Objective: The purpose of this study was to determine the role of smooth muscle cell-derived hypoxia-inducible factor-1α (Hif-1α) in the pathogenesis of aortic aneurysms.
Approach and results: Control mice and smooth muscle cell-specific hypoxia-inducible factor-1α-deficient mice were infused with β-aminopropionitrile for 2 weeks and angiotensin II for 6 weeks to induce aortic aneurysm formation. Mutant mice experienced increased levels of aneurysm formation of the thoracic or abdominal aorta with more severe elastin disruption, compared with control mice. Smooth muscle cell-specific hypoxia-inducible factor-1α deficiency did not affect matrix metalloproteinase-2 activity; however, the activity of lysyl oxidase and the levels of tropoelastin mRNA in the angiotensin II- and β-aminopropionitrile-treated aortae, associated with elastin fiber formation, were suppressed. Furthermore, we observed reduced volumes of mature cross-linked elastin in the thoracoabdominal aorta after treatment with angiotensin II and β-aminopropionitrile.
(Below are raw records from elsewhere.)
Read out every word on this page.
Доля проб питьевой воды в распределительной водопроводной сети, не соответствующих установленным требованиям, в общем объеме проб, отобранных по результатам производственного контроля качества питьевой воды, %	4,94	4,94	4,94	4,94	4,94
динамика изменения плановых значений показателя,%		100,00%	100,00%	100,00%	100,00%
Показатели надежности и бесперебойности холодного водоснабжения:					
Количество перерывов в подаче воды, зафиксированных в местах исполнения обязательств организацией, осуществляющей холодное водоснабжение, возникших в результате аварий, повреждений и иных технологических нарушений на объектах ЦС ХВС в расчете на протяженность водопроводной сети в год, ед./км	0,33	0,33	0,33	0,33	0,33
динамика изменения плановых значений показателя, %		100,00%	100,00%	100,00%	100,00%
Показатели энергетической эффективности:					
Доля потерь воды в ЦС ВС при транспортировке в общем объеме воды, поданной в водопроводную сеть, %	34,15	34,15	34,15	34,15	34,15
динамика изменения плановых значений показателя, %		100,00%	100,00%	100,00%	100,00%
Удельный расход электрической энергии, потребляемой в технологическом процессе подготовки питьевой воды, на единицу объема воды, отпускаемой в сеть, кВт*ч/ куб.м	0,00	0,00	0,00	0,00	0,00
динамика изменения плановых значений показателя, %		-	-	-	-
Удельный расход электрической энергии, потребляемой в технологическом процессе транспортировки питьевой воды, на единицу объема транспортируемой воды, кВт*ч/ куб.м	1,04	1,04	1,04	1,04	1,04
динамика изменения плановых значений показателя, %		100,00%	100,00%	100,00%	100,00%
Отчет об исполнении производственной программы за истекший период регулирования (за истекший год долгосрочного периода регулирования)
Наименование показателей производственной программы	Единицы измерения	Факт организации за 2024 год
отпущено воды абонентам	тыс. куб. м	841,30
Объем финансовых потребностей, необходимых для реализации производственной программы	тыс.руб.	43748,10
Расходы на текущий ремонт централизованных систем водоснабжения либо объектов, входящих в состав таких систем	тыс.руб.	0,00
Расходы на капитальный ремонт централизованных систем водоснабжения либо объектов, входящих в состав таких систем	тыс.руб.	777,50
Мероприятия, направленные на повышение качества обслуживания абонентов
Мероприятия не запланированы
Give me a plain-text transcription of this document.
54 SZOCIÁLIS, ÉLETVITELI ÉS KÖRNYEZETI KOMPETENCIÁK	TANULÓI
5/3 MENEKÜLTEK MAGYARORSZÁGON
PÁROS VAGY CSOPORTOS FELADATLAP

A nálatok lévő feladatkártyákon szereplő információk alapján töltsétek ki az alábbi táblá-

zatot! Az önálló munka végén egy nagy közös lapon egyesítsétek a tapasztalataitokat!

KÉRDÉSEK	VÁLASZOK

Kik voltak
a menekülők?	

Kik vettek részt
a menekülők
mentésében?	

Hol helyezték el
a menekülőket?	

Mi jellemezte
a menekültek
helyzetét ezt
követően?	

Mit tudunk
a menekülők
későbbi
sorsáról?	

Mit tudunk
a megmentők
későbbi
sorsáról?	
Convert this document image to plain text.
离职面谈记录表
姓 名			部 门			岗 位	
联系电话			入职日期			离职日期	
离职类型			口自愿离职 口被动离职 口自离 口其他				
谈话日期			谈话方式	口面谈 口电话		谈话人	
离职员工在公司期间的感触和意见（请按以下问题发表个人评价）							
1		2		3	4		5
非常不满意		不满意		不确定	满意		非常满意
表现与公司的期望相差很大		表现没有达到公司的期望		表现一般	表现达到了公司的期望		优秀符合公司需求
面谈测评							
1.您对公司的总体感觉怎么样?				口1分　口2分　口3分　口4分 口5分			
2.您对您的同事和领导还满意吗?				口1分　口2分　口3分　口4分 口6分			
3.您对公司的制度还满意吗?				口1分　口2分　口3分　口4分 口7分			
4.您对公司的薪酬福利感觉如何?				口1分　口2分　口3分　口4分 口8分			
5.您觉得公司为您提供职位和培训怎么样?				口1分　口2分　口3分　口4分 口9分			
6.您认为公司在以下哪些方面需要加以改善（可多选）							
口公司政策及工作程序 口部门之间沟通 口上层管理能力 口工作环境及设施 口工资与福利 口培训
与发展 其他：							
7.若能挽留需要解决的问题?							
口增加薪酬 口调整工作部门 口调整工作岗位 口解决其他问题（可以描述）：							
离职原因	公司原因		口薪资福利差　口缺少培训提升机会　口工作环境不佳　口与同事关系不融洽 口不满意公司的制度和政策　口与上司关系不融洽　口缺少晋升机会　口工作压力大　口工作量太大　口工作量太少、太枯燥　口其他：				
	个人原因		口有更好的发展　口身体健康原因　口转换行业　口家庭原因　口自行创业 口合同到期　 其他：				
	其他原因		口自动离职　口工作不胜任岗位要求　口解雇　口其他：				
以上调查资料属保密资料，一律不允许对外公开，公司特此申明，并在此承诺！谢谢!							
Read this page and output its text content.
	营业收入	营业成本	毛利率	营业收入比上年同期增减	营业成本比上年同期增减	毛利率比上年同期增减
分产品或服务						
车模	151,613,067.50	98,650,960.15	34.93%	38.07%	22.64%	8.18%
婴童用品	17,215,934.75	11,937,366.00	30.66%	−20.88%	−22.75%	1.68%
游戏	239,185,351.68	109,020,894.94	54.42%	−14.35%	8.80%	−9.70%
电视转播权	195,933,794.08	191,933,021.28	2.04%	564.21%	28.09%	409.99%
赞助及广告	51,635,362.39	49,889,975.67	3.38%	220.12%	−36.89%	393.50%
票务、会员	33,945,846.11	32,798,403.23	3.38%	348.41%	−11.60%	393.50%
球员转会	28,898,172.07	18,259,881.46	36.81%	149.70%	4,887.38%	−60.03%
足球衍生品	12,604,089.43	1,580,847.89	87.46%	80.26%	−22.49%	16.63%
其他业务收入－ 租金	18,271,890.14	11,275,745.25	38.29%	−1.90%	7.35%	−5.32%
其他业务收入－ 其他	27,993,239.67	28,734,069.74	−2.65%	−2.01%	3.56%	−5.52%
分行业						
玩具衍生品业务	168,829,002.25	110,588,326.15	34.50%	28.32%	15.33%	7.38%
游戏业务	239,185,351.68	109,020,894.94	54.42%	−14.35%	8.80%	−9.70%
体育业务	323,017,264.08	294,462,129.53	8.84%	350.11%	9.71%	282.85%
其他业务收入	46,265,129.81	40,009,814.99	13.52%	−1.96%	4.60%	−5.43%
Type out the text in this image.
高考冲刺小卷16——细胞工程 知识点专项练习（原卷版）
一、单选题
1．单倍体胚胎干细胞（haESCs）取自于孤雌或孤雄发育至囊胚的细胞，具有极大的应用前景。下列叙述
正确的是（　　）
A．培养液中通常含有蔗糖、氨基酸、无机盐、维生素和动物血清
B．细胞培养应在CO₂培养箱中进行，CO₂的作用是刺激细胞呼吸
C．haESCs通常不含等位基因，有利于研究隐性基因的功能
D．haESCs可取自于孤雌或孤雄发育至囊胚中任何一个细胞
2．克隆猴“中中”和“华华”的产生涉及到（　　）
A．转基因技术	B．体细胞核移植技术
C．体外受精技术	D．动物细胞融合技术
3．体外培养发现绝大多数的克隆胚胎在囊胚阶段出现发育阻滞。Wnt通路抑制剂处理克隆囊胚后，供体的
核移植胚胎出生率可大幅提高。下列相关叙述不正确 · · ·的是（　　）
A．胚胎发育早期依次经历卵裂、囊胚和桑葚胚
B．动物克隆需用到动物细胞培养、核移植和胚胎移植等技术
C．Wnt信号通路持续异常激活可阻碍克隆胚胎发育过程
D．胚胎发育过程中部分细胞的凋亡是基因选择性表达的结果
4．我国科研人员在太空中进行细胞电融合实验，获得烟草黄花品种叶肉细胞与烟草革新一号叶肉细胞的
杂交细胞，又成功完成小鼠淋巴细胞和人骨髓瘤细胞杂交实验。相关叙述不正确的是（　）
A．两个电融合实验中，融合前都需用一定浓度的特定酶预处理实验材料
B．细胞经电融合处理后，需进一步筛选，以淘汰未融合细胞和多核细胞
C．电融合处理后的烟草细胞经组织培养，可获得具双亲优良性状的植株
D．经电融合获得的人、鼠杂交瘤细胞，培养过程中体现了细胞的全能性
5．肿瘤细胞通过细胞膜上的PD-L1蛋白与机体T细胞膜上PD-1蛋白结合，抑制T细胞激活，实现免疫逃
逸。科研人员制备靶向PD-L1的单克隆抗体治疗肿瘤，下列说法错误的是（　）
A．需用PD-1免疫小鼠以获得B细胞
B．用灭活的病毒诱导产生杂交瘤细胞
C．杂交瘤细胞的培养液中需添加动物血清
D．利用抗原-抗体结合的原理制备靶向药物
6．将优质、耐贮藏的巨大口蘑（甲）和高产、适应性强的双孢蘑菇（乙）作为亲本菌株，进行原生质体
Conclusions: Deficiency of smooth muscle cell-derived hypoxia-inducible factor-1α augments aortic aneurysms, accompanied by disruption of elastin fiber formation, but not changes of elastin fiber degradation.
Keywords: aneurysm; angiotensin II; elastin; extracellular matrix; hypoxia; smooth muscle; vascular remodeling.
© 2016 American Heart Association, Inc.